Aufgewacht

Rund jeder vierte (26 %) Autofahrende ist mindestens schon einmal hinter dem Steuer eingeschlafen und hatte somit mindestens für kurze Zeit keine Kontrolle mehr über sein Auto (DVR, 2016). Laut der offiziellen Verkehrsunfallstatistik gibt es aufgrund von Übermüdung jährlich mehr als 3.000 Verletzte und Tote.

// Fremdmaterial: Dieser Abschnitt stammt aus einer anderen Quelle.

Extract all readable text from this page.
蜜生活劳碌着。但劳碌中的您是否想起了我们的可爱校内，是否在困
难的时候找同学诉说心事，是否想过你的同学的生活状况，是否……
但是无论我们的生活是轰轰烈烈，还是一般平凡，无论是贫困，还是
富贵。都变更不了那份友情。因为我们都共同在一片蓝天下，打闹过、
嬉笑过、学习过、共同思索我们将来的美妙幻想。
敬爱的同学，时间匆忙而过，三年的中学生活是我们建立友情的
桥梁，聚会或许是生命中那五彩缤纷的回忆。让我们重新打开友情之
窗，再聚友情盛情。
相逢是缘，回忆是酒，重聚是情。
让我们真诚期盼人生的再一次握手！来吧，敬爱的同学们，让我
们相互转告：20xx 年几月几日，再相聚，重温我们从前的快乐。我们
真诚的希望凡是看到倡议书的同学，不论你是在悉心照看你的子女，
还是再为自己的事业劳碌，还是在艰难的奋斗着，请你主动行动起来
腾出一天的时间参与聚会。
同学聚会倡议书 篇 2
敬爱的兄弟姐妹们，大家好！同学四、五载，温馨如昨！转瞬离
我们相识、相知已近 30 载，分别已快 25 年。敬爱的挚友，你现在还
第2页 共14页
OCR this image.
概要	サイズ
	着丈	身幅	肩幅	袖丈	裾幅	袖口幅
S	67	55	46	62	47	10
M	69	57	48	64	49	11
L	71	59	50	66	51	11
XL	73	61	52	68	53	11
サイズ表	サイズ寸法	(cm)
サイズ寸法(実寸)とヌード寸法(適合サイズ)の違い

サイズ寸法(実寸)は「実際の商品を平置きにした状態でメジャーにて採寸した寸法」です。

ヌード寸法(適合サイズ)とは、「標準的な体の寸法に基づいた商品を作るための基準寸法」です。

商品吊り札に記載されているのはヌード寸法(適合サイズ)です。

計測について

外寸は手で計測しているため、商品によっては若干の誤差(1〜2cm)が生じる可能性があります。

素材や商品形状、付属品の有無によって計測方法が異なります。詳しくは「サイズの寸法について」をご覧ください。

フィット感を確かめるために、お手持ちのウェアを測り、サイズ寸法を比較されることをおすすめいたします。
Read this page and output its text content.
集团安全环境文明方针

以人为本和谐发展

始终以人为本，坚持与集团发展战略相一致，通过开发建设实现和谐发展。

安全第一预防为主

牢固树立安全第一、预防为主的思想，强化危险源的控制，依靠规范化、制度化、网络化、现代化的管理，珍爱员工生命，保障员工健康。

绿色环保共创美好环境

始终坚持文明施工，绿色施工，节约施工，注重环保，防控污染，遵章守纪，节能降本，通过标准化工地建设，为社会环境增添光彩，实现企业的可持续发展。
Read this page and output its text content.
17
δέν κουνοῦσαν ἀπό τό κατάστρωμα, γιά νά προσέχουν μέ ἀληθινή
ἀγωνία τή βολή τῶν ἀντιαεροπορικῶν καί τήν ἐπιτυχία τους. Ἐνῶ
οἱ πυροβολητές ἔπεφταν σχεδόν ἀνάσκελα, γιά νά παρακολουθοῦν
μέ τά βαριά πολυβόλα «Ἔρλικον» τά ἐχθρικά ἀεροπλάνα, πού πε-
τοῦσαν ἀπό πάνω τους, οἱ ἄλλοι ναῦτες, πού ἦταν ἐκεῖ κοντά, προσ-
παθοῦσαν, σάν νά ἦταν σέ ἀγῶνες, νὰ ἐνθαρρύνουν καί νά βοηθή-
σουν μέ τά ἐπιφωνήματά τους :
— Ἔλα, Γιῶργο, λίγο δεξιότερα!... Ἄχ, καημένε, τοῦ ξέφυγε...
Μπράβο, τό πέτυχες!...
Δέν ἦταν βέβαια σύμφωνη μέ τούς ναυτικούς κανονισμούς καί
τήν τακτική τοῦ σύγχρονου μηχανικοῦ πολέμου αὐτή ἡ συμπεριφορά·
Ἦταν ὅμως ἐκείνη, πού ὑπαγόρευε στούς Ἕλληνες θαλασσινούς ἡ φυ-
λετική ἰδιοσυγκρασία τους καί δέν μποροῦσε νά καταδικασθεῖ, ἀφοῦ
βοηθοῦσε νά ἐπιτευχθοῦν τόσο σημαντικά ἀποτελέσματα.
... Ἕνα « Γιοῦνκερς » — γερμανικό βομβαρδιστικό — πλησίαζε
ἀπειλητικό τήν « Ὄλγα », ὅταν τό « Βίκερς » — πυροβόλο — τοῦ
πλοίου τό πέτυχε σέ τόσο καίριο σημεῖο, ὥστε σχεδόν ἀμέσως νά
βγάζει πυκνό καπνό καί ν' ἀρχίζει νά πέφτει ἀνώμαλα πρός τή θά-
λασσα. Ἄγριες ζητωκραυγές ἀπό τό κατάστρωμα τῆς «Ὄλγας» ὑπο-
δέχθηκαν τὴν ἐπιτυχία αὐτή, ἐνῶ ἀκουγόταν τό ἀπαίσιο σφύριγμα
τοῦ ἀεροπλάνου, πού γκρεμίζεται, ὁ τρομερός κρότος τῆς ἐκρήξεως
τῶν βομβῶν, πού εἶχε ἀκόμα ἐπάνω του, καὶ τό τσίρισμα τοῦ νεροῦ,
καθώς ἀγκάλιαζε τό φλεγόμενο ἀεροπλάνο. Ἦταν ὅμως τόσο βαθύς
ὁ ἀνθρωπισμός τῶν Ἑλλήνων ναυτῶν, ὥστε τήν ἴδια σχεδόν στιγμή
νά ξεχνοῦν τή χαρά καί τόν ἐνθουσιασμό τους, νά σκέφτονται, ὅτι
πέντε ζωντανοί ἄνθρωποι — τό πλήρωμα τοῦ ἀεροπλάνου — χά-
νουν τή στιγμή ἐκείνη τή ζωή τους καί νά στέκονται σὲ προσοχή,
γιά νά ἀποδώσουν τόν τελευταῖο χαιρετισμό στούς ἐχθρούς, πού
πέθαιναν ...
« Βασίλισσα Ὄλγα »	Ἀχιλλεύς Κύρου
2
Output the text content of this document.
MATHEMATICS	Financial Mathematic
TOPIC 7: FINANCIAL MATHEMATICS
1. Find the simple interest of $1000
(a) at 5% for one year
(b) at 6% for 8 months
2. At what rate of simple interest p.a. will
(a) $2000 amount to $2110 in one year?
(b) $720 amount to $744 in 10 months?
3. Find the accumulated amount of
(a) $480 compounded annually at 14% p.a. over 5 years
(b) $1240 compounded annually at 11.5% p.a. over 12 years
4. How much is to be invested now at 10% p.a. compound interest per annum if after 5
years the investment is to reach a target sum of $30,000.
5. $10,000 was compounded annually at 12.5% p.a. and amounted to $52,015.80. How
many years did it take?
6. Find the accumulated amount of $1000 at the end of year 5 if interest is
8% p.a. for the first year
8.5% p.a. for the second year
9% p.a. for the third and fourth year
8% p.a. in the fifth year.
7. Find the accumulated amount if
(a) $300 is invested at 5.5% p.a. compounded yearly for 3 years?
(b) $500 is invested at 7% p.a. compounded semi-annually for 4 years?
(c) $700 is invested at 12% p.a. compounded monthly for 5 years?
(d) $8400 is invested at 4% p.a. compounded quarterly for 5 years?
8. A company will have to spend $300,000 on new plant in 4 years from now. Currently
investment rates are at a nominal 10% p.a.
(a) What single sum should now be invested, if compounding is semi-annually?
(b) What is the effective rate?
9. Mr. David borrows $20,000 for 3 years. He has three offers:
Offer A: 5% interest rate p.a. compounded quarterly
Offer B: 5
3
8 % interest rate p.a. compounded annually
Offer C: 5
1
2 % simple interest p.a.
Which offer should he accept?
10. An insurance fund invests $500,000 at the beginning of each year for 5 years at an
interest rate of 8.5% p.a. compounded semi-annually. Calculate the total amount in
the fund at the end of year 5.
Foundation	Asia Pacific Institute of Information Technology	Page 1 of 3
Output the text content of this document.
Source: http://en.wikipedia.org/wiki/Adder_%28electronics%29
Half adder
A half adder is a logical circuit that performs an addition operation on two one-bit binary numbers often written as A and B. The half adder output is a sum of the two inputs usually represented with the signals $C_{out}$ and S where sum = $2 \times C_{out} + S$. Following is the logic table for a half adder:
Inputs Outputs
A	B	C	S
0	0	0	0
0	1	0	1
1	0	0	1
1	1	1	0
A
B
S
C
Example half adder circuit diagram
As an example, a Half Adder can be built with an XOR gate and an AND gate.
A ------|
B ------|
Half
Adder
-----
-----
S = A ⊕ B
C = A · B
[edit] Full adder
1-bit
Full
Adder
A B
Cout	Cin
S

Gegen ein aufkommendes Schlafbedürfnis kann man kaum ankämpfen. Viele gut gemeinte Tipps wie Fenster öffnen, laut Musik hören, Kaffee und Energy-drinks (ohne eine zusätzliche Kurzschlafpause) trinken oder Kaugummi kauen sind bestenfalls unwirksam, schlimmstenfalls lebensgefährlich. Gerade bei langen monotonen Fahrten kann es leicht zu einem Sekundenschlaf kommen. Dabei sind Nachtfahrten zwischen 1 und 5 Uhr bezüglich des Einschlafrisikos besonders gefährlich.

Gesundheit und Einschlafrisiko
Das Einschlafrisiko hängt aber auch mit der aktuellen körperlichen Verfassung, der vorherigen Schlafdauer, der allgemeinen Schlafhygiene sowie mit Erkrankungen und Medikamenteneinnahme zusammen. Bei einer Umfrage einer Krankenkasse unter 5200 Personen gab fast jeder zehnte Arbeitnehmer zwischen 18 und 65 Jahren an, unter schweren Schlafstörungen zu leiden. Wer unter einer ausgeprägten Tageschläfrigkeit leidet, sollte sich ärztlichen Rat einholen. Oft liegen Erkrankungen wie Schlafapnoe (Atemaussetzer und verstärktes Schnarchen), Restless-Legs-Syndrom (Unruhe in den Beinen), Insomnie (Ein- und Durchschlafstörungen) oder Narkolepsie (übermäßige Schläfrigkeit und ungewolltes Einschlafen am Tag) zugrunde.

Viele Medikamente wie z.B. Antidepressiva, Blutdrucksenker aber auch Anti-Allergie-Präparate (Heuschnupfen!) können müde machen und somit einen Sekundenschlaf hinter dem Steuer begünstigen. Wer rezeptfreie oder verschreibungspflichtige Medikamente einnimmt, sollte daher mögliche Einflüsse auf die eigene Fahrtüchtigkeit genauso wie eventuelle Wechselwirkungen mit anderen Arzneimitteln mit seinem Arzt oder in der Apotheke abklären. Das ist speziell vor der ersten Anwendung, bei einer Dosissteigerung, einer Umstellung oder beim Absetzen von Medikamenten wichtig.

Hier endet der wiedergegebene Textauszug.